5 2015 Oscars Life Lessons Because We'd Better Learn Something After Three-And-A-Half Hours
Hey, the Academy Awards are so much more than giving awards and gorgeous dresses. You can learn a thing or two about life during the very long and drawn out annual salute to film-making, especially during the 2015 Oscars on Sunday night. Winners have a tendency to pass on their wisdom in the acceptance speeches, giving us their life advice from the pinnacle they reached by winning that golden man. Or maybe it's just the adrenaline of accepting an Oscar in front of millions of people around the world? Either way, I learned a lot of life lessons from the Oscars on Sunday and now I'm passing them onto you.
Last year, I think we all learned that a selfie — especially one starring Ellen DeGeneres and a horde of celebs — can live in in perpetuity on the internet pretty much forever (is it me or are people STILL retweeting it?). I personally learned that the Academy Awards ceremony is so much more entertaining when DeGeneres orders pizza during it. (If there's anything this Oscars ceremony was missing, it was pizza.) But hey, at least we had dancing Storm Troopers, Neil Patrick Harris in his tighty-whities, Octavia Spencer guarding a lockbox, and a few other noteworthy moments.
But mostly importantly, we learned how to be better people.

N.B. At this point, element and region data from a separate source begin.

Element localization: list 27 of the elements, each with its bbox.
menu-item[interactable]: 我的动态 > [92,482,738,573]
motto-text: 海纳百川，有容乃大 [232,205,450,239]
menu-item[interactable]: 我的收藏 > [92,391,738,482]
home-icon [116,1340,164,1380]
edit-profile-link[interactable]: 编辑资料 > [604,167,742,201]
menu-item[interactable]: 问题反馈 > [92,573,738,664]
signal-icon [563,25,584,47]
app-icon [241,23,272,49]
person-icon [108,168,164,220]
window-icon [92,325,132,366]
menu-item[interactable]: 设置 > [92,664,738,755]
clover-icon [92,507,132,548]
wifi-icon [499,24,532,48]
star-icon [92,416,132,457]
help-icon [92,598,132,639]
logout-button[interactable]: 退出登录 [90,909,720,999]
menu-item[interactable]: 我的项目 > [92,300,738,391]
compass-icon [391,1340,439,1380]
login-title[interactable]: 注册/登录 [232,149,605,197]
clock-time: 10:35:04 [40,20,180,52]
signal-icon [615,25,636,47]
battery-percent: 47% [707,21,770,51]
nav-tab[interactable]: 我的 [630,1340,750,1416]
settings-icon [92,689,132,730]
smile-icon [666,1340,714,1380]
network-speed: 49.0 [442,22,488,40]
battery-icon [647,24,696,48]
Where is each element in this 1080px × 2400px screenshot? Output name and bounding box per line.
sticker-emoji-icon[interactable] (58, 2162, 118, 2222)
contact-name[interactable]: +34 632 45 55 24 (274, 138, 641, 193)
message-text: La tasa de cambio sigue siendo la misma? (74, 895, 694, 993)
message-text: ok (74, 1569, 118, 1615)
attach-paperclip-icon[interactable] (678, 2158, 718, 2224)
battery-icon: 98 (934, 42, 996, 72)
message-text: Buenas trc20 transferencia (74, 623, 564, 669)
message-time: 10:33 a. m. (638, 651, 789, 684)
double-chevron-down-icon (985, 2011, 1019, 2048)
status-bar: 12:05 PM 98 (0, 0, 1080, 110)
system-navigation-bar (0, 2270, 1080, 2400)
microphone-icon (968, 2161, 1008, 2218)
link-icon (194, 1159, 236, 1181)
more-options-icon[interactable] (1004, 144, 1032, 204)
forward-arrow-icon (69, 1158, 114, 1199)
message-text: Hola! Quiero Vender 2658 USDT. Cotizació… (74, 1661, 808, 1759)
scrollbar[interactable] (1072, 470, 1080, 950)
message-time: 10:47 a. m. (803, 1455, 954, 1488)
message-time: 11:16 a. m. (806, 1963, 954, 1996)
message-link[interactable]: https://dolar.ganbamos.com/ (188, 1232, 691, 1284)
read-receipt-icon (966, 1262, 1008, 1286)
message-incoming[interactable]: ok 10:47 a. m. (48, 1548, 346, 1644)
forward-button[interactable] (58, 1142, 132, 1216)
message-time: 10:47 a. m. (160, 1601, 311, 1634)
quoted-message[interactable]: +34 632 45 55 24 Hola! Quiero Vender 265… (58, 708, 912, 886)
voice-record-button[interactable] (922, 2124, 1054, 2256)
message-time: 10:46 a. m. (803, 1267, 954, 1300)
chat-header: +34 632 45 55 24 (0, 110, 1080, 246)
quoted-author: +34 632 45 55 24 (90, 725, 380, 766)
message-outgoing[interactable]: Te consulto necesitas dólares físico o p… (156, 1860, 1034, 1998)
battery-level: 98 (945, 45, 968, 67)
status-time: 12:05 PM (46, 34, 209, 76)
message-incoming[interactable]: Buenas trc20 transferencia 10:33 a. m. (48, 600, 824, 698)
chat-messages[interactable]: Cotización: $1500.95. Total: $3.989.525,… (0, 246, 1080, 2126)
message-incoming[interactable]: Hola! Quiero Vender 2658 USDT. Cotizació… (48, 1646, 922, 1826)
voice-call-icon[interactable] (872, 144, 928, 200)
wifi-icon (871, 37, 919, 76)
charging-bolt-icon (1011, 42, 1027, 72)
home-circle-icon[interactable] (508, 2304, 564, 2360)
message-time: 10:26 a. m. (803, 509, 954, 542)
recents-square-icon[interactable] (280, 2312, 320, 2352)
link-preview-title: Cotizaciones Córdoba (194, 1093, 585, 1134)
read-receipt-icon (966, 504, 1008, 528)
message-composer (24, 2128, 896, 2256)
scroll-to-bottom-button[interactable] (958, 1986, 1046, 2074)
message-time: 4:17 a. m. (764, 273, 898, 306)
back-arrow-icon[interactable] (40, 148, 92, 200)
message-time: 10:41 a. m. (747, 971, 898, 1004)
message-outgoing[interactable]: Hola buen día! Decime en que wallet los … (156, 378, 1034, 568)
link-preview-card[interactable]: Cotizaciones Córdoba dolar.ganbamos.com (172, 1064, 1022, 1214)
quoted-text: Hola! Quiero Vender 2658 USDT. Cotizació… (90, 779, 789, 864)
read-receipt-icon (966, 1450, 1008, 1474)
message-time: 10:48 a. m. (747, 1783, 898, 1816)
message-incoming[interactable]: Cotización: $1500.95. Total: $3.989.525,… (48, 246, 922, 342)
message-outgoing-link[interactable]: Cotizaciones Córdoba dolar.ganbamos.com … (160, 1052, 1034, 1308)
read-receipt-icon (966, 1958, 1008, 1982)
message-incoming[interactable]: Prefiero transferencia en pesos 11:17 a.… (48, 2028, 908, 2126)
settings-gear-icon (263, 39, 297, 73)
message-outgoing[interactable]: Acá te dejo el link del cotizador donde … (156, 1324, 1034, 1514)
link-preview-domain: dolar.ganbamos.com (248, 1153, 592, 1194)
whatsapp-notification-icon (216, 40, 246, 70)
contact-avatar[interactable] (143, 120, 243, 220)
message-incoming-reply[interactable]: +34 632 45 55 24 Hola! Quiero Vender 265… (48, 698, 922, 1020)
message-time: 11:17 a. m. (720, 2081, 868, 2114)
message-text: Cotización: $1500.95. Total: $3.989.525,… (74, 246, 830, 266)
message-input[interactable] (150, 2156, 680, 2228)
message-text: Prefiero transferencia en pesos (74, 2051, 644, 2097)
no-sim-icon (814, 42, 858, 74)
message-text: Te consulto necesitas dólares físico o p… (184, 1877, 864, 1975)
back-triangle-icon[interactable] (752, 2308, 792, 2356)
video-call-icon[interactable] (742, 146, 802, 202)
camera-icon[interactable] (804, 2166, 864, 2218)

Here are the life lessons to take away from the 2015 Oscars:
1. Call Your Mom, Kids
J.K. Simmons demanded it in his acceptance speech for Best Supporting Actor. "And if i may, call your mom," he said. "Everybody — I'm told there's like a billion people or so.Call your mom, call your dad. If you are lucky enough to have a parent or two alive on this planet, call them. Don't text, don't e-mail. Call them on the phone. Tell them you love them and thank them and will be to them for as long as they want to talk to you."
2. Women Deserve Equal Pay (We Kinda Already Knew That Though)
Thank you, Patricia Arquette, for an acceptance speech that had an amazing speech — and was even Meryl Streep-approved (the dream, right?).
"To every woman who gave birth, to every taxpayer and citizen of this nation, we have fought for everybody else’s equal rights," she said. "It’s time to have wage equality once and for all. And equal rights for women in the United States of America.”
3. We Should Talk About Suicide
Dana Perry, along with Ellen Goosenberg Kent, accepted the Best Documentary Oscar for Crisis Hotline: Veterans Press 1 with a special message.
"My main objective was to honor the responders and staff of the Veterans Crisis Line and the souls out there who are reaching out for help,” she said. “I have a personal connection to the subject, I lost my son, who was 15 when he killed himself. We need to talk about suicide out loud to work against the stigma. The best prevention for suicide is awareness and discussion. We have a crisis with our veterans. More veterans have killed themselves than who died in these wars."
4. The Struggle for Justice is Now
John Legend said it best when he and Common accepted their Oscar for "Glory," their very moving song from the film Selma.
"Nina Simone said it’s an artist’s duty to reflect the times in which we live. We wrote this song for a film that was based on events that were 50 years ago, but we say Selma is now, because the struggle for justice is right now. We know that the voting rights, the act that they fought for 50 years ago is being compromised right now in this country today. We know that right now the struggle for freedom and justice is real. We live in the most incarcerated country in the world. There are more black men under correctional control today than were under slavery in 1850. When people are marching with our song, we want to tell you that we are with you, we see you, we love you, and march on."
5. Stay Weird, Because Your Moment Will Come
Screenwriter Graham Moore accepted his Best Adapted Screenplay award for The Imitation Game by mentioning a very dark time in his life when he was 16 years old and what he learned from it.
"So in this brief time here, what I want to use it to do is to say this: When I was 16 years old, I tried to kill myself, because I felt weird, and I felt different. And I felt like I did not belong. And now I'm standing here, and I would like for this moment to be for that kid out there who feels like she's weird, or she's different, or she doesn't fit in anywhere. Yes, you do. I promise you do. Stay weird, stay different. And then when it's your turn, and you are standing on this stage, please pass that same message to the next person who comes along."